UK Employment Growth 2014 – Is this Good News for the Economy?
What has happened to UK employment in recent months?
According to the Office of National Statistics (as cited in BBC news article http://www.bbc.co.uk/news/business-26644758), at the start of the year, the number of people out of work in the UK fell by 62,000 to 2.33 million. Most of this can be accounted for by those finding jobs, but there was also an increase in the number of people becoming self-employed. For young people in particular, things are looking up – unemployment in 16-24 year olds is now at its lowest level since 2011.
How is this changing the UK economy?
It’s not just about more people being in work – the structure of the UK economy and its’ labour market is changing. There has been a large increase in start-up businesses and entrepreneurship – many of those no longer unemployed have actually started their own business – cottage industries and online businesses have grown in a way that has not been seen before in the UK. There are also more apprenticeship schemes and jobs with training for young people than we have seen for a long time.
Is this good news?
The increase in independent businesses and self-employment is great news for the British high street as well as for innovation and change in the way that the UK does business. After a dismal few years, our young people finally have a wide range of opportunities to get on the career ladder and university is now just one of many options for those leaving further education. As a result, our skills profile should see a huge benefit in terms of those entering the labour market. More people working, also means less money being spent on unemployment-related benefits, and more money raised in taxes.
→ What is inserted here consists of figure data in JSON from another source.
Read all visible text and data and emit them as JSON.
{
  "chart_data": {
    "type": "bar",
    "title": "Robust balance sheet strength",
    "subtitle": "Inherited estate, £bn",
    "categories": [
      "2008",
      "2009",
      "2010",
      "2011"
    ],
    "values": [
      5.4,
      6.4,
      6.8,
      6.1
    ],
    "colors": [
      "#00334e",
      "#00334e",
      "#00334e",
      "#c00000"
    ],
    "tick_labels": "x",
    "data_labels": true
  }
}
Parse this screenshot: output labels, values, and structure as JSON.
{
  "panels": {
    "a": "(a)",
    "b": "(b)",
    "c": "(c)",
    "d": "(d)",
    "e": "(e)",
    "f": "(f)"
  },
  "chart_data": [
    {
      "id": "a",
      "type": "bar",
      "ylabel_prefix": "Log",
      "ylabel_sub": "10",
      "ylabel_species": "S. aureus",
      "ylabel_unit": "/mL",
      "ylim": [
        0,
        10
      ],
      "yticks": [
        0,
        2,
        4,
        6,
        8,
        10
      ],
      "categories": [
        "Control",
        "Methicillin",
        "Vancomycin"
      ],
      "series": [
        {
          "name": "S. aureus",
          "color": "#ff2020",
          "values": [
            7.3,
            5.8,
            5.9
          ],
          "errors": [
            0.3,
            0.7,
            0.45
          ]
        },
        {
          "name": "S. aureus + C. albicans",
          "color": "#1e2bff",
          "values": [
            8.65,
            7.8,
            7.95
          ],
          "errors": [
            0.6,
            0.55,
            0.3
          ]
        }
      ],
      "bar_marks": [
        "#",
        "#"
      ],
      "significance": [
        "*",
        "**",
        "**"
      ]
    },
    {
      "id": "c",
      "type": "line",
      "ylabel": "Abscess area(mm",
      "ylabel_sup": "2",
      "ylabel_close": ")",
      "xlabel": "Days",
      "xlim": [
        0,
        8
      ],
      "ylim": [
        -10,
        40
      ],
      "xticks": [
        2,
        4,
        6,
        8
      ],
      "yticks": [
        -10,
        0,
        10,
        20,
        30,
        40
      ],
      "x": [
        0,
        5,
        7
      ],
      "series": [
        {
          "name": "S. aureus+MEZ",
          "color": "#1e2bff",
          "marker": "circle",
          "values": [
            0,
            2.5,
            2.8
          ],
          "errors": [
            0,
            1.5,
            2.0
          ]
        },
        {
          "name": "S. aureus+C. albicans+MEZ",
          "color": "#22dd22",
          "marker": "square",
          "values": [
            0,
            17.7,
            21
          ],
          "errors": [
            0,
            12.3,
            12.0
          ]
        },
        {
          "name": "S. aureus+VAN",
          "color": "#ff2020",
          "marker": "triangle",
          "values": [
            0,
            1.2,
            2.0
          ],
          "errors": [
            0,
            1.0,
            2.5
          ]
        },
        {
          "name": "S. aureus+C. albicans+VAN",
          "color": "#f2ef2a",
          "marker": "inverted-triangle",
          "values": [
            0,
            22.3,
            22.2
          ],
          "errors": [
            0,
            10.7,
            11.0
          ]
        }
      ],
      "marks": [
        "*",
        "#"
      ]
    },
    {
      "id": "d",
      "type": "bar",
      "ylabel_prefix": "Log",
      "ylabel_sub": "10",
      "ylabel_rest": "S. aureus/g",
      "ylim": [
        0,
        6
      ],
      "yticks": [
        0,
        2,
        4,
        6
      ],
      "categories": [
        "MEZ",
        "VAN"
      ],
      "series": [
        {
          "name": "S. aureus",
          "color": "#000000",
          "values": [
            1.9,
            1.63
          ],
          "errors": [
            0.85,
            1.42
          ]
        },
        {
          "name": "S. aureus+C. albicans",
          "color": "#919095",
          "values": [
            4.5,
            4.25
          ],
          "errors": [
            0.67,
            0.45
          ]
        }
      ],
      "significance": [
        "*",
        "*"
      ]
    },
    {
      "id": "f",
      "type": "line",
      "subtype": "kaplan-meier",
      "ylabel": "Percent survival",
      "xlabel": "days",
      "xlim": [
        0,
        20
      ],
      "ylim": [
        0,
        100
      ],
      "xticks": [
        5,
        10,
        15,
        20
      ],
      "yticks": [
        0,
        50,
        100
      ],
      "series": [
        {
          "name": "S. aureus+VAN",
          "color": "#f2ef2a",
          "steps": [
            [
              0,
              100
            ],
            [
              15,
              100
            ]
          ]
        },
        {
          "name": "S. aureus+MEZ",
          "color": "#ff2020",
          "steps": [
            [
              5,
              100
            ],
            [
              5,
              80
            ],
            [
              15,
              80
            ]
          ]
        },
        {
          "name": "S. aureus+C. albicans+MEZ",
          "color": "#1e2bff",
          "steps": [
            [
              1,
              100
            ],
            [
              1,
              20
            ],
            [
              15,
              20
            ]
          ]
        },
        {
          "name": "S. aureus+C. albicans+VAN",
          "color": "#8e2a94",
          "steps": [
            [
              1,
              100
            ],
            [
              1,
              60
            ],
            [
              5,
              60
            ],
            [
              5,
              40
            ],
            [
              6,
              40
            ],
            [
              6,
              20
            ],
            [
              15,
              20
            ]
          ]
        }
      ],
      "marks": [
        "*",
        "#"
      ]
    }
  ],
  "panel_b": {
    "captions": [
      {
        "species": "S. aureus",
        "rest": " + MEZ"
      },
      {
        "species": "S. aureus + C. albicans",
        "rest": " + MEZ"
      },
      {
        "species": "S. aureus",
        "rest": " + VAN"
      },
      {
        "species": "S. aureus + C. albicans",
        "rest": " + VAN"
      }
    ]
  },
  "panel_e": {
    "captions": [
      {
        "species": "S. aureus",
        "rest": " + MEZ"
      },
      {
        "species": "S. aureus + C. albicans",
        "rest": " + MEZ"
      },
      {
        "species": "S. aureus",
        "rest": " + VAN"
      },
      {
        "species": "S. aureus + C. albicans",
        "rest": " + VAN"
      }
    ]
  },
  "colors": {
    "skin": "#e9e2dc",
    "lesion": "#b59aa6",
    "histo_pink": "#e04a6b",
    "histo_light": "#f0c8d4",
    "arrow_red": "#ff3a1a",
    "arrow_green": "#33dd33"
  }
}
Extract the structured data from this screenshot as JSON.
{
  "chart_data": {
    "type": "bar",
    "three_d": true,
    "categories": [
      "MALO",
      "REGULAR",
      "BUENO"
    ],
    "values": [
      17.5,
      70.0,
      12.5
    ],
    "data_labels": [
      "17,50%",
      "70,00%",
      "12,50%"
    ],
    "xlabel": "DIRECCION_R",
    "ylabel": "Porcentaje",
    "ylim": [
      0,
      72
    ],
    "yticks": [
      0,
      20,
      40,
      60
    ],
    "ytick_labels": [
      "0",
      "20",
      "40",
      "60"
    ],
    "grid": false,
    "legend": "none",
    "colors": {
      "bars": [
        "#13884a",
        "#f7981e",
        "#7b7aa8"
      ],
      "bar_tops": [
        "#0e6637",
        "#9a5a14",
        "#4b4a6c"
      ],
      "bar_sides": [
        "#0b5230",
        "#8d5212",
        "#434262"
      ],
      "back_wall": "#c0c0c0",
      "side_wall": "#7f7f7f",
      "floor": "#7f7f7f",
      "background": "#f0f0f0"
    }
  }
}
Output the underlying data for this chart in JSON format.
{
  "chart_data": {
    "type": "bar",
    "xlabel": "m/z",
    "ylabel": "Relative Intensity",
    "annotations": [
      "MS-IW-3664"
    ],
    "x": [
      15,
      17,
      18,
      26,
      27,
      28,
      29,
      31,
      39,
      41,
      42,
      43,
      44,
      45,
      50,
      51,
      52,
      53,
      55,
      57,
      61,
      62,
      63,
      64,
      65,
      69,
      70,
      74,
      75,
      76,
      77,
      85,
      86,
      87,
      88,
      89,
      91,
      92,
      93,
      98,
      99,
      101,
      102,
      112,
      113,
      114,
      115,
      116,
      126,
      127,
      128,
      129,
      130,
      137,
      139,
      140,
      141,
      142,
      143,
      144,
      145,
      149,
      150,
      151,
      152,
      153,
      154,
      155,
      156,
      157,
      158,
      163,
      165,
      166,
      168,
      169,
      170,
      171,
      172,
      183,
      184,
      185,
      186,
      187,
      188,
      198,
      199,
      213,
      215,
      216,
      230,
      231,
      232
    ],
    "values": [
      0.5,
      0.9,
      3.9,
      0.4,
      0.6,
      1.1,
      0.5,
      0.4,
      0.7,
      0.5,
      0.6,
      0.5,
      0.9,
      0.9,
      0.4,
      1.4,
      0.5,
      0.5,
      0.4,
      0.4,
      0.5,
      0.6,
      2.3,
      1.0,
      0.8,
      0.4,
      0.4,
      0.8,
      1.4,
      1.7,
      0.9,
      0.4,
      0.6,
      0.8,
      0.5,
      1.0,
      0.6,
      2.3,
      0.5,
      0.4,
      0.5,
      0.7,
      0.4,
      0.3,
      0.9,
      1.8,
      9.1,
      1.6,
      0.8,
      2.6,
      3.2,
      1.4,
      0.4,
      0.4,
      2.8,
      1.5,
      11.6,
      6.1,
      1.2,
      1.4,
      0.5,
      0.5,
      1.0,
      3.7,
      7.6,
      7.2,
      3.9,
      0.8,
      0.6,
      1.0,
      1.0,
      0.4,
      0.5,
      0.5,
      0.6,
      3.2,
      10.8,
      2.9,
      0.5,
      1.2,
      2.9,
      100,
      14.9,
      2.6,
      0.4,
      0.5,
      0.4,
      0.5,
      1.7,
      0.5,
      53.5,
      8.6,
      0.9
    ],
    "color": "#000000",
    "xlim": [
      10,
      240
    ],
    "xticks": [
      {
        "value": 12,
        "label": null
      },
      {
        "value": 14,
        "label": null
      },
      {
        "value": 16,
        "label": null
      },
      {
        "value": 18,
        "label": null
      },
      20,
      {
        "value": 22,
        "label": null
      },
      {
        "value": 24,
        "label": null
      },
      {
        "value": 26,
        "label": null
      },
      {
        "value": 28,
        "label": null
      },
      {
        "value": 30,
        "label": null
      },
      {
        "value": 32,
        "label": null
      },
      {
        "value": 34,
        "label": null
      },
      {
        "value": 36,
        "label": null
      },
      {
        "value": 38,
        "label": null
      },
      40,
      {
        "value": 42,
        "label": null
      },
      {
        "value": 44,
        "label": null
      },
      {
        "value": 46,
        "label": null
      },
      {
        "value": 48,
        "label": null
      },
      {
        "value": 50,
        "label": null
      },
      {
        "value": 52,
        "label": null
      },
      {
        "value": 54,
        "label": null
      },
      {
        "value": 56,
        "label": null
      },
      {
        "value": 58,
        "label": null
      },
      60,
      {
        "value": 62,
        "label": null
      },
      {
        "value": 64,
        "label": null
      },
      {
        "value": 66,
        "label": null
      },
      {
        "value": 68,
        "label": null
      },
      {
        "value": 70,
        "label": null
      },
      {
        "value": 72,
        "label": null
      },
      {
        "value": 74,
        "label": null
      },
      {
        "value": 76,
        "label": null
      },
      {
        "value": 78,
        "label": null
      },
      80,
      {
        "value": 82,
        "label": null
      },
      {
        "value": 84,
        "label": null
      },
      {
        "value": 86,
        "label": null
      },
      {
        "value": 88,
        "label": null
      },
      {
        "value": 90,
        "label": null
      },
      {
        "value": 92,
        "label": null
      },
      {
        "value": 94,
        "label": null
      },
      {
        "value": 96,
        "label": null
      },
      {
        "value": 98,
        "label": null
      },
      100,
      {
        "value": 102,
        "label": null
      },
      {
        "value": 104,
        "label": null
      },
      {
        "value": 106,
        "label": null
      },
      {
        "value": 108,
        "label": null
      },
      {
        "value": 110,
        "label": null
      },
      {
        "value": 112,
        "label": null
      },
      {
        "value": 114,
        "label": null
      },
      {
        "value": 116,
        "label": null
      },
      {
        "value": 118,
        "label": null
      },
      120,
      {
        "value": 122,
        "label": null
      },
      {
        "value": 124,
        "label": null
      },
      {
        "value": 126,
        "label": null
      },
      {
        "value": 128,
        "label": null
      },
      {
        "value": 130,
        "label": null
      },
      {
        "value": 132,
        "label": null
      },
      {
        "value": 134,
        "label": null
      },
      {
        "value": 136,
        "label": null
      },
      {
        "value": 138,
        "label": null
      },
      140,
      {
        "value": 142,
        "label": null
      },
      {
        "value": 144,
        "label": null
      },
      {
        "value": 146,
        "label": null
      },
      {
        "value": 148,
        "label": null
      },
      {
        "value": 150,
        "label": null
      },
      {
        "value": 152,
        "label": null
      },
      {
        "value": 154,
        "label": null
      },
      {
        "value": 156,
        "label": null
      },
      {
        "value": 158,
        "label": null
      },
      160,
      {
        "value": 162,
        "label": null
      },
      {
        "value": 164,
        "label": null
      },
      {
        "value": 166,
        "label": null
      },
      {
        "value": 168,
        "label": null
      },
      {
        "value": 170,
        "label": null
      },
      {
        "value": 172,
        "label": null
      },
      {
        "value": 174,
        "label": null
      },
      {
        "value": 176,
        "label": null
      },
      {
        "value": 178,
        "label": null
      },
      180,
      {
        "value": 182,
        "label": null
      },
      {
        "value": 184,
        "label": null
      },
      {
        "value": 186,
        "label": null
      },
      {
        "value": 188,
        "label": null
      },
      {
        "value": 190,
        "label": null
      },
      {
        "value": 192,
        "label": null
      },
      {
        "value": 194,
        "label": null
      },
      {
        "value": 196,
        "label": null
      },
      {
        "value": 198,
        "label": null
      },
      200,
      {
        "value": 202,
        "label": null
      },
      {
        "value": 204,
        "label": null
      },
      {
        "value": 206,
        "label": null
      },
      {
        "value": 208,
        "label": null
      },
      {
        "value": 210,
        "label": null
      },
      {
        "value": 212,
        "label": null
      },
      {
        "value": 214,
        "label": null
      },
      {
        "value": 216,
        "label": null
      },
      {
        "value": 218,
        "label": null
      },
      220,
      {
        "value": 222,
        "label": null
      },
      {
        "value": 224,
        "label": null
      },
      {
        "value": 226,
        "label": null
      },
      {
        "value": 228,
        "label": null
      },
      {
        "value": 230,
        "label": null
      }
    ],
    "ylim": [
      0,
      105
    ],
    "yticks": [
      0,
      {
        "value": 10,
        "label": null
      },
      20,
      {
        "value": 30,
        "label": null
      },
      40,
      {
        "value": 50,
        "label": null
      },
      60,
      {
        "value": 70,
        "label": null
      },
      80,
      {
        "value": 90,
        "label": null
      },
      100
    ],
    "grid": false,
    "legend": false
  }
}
However, it is worth noting that even though unemployment figures are down, a lot of that drop is accounted for by people looking for full-time work but ending up in part-time posts. Consequently, whilst hourly wages many have shown a slight increase recently, annual salaries have actually decreased leaving many people still struggling to make ends meet, ultimately affecting our housing market as mortgage deals remain out of reach. In addition, some apprenticeships pay far below the minimum wage and ‘zero-hours contracts’ are increasing in popularity.
So on the face of it, the picture seems positive, but as with all statistics, it does tend to hide those who make the figures look impressive but may actually be facing significant financial difficulty.